Kisah Wanita Jepang Korban Pelecehan Seksual di Kereta Selama 6 Tahun

TOKYO, iNews.id - Kasus pelecehan seksual di kereta Jepang mengkhawatirkan. Umumnya para korban merupakan remaja atau siswi yang hendak berangkat atau pulang sekolah. Para pelaku atau bisa disebut chikan, beraksi saat kereta penuh.

Berbagai upaya dilakukan untuk menekan angka kejahatan seksual di kereta, mulai dari menyediakan gerbong khusus perempuan di jam sibuk, sampai membuat stiker yang bisa mempermalukan pelaku. Stiker itu bisa ditempelkan oleh korban ke tangan pelaku yang sedang beraksi. Jangan harap bisa menghilangkan bekasnya, karena bahan stiker itu dibuat menempel permanen atau dalam waktu lama untuk menimbulkan efek jera.

Menjadi korban pelecehan dialami seorang perempuan bernama Kumi Sasaki. Bahkan dia harus menghadapi ini
selama 6 tahun, yakni sejak berusia 12 sampai 18 tahun atau saat mengenyam pendidikan SMP dan SMA.

Untuk menggambarkan penderitaan menjadi korban pelampiasan nafsu bejat lelaki, perempuan yang kini bermukim di Paris, Prancis, itu membuat buku berjudul 'Tchikan' yang dirilis pada November 2017. Karena buku itulah Sasaki kini menjadi populer, tak hanya di Prancis tapi juga di Jepang.

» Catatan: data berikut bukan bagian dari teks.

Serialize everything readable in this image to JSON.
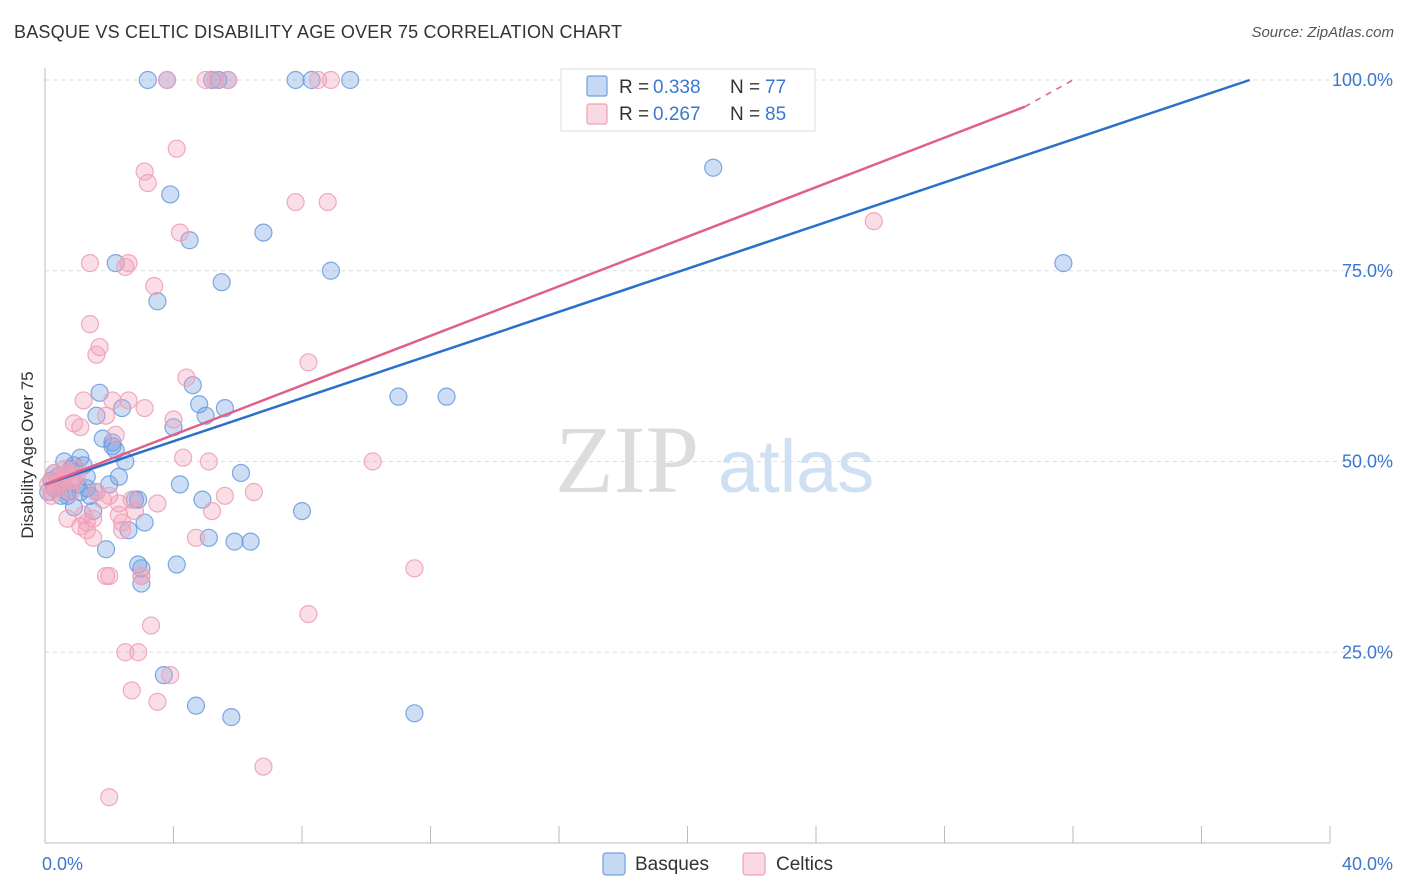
{
  "header": {
    "title": "BASQUE VS CELTIC DISABILITY AGE OVER 75 CORRELATION CHART",
    "source": "Source: ZipAtlas.com"
  },
  "watermark": {
    "part1": "ZIP",
    "part2": "atlas"
  },
  "chart_data": {
    "type": "scatter",
    "ylabel": "Disability Age Over 75",
    "xlim": [
      0,
      40
    ],
    "ylim": [
      0,
      100
    ],
    "x_tick_labels": [
      "0.0%",
      "40.0%"
    ],
    "y_ticks": [
      25,
      50,
      75,
      100
    ],
    "y_tick_labels": [
      "25.0%",
      "50.0%",
      "75.0%",
      "100.0%"
    ],
    "grid": true,
    "legend_stats": [
      {
        "r_label": "R = ",
        "r_value": "0.338",
        "n_label": "N = ",
        "n_value": "77",
        "color": "#6f9fe0"
      },
      {
        "r_label": "R = ",
        "r_value": "0.267",
        "n_label": "N = ",
        "n_value": "85",
        "color": "#f0a0b8"
      }
    ],
    "series": [
      {
        "name": "Basques",
        "color": "#6f9fe0",
        "line_color": "#2a6fcc",
        "trend": {
          "x0": 0,
          "y0": 47.0,
          "x1": 37.5,
          "y1": 100
        },
        "points": [
          [
            0.2,
            47.5
          ],
          [
            0.3,
            46.5
          ],
          [
            0.4,
            48.0
          ],
          [
            0.5,
            45.5
          ],
          [
            0.6,
            50.0
          ],
          [
            0.7,
            46.0
          ],
          [
            0.8,
            49.0
          ],
          [
            0.9,
            44.0
          ],
          [
            1.0,
            47.0
          ],
          [
            1.1,
            50.5
          ],
          [
            1.2,
            49.5
          ],
          [
            1.3,
            46.5
          ],
          [
            1.4,
            45.5
          ],
          [
            1.5,
            43.5
          ],
          [
            1.6,
            56.0
          ],
          [
            1.7,
            59.0
          ],
          [
            1.8,
            53.0
          ],
          [
            1.9,
            38.5
          ],
          [
            2.0,
            47.0
          ],
          [
            2.1,
            52.0
          ],
          [
            2.2,
            76.0
          ],
          [
            2.3,
            48.0
          ],
          [
            2.4,
            57.0
          ],
          [
            2.5,
            50.0
          ],
          [
            2.6,
            41.0
          ],
          [
            2.8,
            45.0
          ],
          [
            2.9,
            36.5
          ],
          [
            3.0,
            34.0
          ],
          [
            3.1,
            42.0
          ],
          [
            3.2,
            100
          ],
          [
            3.5,
            71.0
          ],
          [
            3.7,
            22.0
          ],
          [
            3.9,
            85.0
          ],
          [
            4.0,
            54.5
          ],
          [
            4.1,
            36.5
          ],
          [
            4.2,
            47.0
          ],
          [
            4.5,
            79.0
          ],
          [
            4.6,
            60.0
          ],
          [
            4.7,
            18.0
          ],
          [
            4.8,
            57.5
          ],
          [
            4.9,
            45.0
          ],
          [
            5.0,
            56.0
          ],
          [
            5.1,
            40.0
          ],
          [
            5.2,
            100
          ],
          [
            5.4,
            100
          ],
          [
            5.5,
            73.5
          ],
          [
            5.6,
            57.0
          ],
          [
            5.7,
            100
          ],
          [
            5.8,
            16.5
          ],
          [
            5.9,
            39.5
          ],
          [
            6.1,
            48.5
          ],
          [
            6.4,
            39.5
          ],
          [
            6.8,
            80.0
          ],
          [
            7.8,
            100
          ],
          [
            8.0,
            43.5
          ],
          [
            8.3,
            100
          ],
          [
            8.9,
            75.0
          ],
          [
            9.5,
            100
          ],
          [
            11.0,
            58.5
          ],
          [
            11.5,
            17.0
          ],
          [
            12.5,
            58.5
          ],
          [
            20.8,
            88.5
          ],
          [
            31.7,
            76.0
          ],
          [
            0.1,
            46.0
          ],
          [
            0.3,
            48.5
          ],
          [
            0.5,
            47.0
          ],
          [
            0.7,
            45.5
          ],
          [
            0.9,
            49.5
          ],
          [
            1.1,
            46.0
          ],
          [
            1.3,
            48.0
          ],
          [
            2.1,
            52.5
          ],
          [
            2.9,
            45.0
          ],
          [
            3.0,
            36.0
          ],
          [
            1.6,
            46.0
          ],
          [
            2.2,
            51.5
          ],
          [
            3.8,
            100
          ],
          [
            0.4,
            46.5
          ]
        ]
      },
      {
        "name": "Celtics",
        "color": "#f0a0b8",
        "line_color": "#e0608a",
        "trend": {
          "x0": 0,
          "y0": 47.0,
          "x1": 30.5,
          "y1": 96.5,
          "dash_x1": 32.0,
          "dash_y1": 100
        },
        "points": [
          [
            0.1,
            47.0
          ],
          [
            0.2,
            45.5
          ],
          [
            0.3,
            48.5
          ],
          [
            0.4,
            46.5
          ],
          [
            0.5,
            47.5
          ],
          [
            0.6,
            49.0
          ],
          [
            0.7,
            42.5
          ],
          [
            0.8,
            46.0
          ],
          [
            0.9,
            55.0
          ],
          [
            1.0,
            48.0
          ],
          [
            1.1,
            54.5
          ],
          [
            1.2,
            58.0
          ],
          [
            1.3,
            42.0
          ],
          [
            1.4,
            76.0
          ],
          [
            1.4,
            68.0
          ],
          [
            1.5,
            40.0
          ],
          [
            1.6,
            64.0
          ],
          [
            1.7,
            65.0
          ],
          [
            1.8,
            45.0
          ],
          [
            1.9,
            56.0
          ],
          [
            2.0,
            6.0
          ],
          [
            2.0,
            35.0
          ],
          [
            2.1,
            58.0
          ],
          [
            2.2,
            53.5
          ],
          [
            2.3,
            43.0
          ],
          [
            2.4,
            41.0
          ],
          [
            2.5,
            25.0
          ],
          [
            2.5,
            75.5
          ],
          [
            2.6,
            58.0
          ],
          [
            2.6,
            76.0
          ],
          [
            2.7,
            20.0
          ],
          [
            2.8,
            43.5
          ],
          [
            2.9,
            25.0
          ],
          [
            3.0,
            35.0
          ],
          [
            3.1,
            57.0
          ],
          [
            3.1,
            88.0
          ],
          [
            3.2,
            86.5
          ],
          [
            3.3,
            28.5
          ],
          [
            3.4,
            73.0
          ],
          [
            3.5,
            18.5
          ],
          [
            3.8,
            100
          ],
          [
            3.9,
            22.0
          ],
          [
            4.0,
            55.5
          ],
          [
            4.1,
            91.0
          ],
          [
            4.2,
            80.0
          ],
          [
            4.3,
            50.5
          ],
          [
            4.4,
            61.0
          ],
          [
            4.7,
            40.0
          ],
          [
            5.0,
            100
          ],
          [
            5.1,
            50.0
          ],
          [
            5.2,
            43.5
          ],
          [
            5.3,
            100
          ],
          [
            5.6,
            45.5
          ],
          [
            5.7,
            100
          ],
          [
            6.5,
            46.0
          ],
          [
            6.8,
            10.0
          ],
          [
            7.8,
            84.0
          ],
          [
            8.2,
            30.0
          ],
          [
            8.2,
            63.0
          ],
          [
            8.5,
            100
          ],
          [
            8.8,
            84.0
          ],
          [
            8.9,
            100
          ],
          [
            10.2,
            50.0
          ],
          [
            11.5,
            36.0
          ],
          [
            25.8,
            81.5
          ],
          [
            0.2,
            46.0
          ],
          [
            0.4,
            47.0
          ],
          [
            0.6,
            48.0
          ],
          [
            0.8,
            47.5
          ],
          [
            1.0,
            49.0
          ],
          [
            1.2,
            43.0
          ],
          [
            1.6,
            46.0
          ],
          [
            1.9,
            35.0
          ],
          [
            2.3,
            44.5
          ],
          [
            2.7,
            45.0
          ],
          [
            3.0,
            35.0
          ],
          [
            3.5,
            44.5
          ],
          [
            1.1,
            41.5
          ],
          [
            0.9,
            47.5
          ],
          [
            0.3,
            47.5
          ],
          [
            1.5,
            42.5
          ],
          [
            2.4,
            42.0
          ],
          [
            0.7,
            48.5
          ],
          [
            1.3,
            41.0
          ],
          [
            2.0,
            45.5
          ]
        ]
      }
    ]
  }
}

Dia mengungkapkan pengalaman dan rasa traumanya, hampir setiap hari menjadi korban pelecehan di kereta di Tokyo saat berangkat dan pulang sekolah.

Sasaki mengungkapkan, pertama kali menjadi korban chikan di kereta JR Yamanote Line semasa SMP. Dia merasakan ada tangan penumpang lain yang meraba tubuhnya. Awalnya dia mengira tangan yang menyentuh tubuhnya itu merupakan efek dari guncangan kereta. Namun ternyata aktivitas itu tak berhenti meski kereta berjalan normal.

"Jari-jari dari tangan asing masuk ke kerah blus saya. Lalu dia menyentuh punggung," kata Sasaki, di bukunya, sebagaimana dikutip kembali oleh Japan Today.

Cerita berlanjut sampai tangan pria itu menyingkap rok dan menyentuh bagian tubuh lainnya.

Sasaki mengungkapkan, saat itu dia masih sangat muda dan tak tahu apa yang sebenarnya terjadi. Hal yang jelas peristiwa itu membuatnya syok. Pelakunya beragam, dari yang masih remaja sampai berusia sekitar 70 tahunan. Bahkan dia pernah diikuti oleh seorang pria berusia 50 tahun yang sudah berkeluarga, sampai ke rumah. Pelaku mengatakan ingin memiliki anak dari Sasaki.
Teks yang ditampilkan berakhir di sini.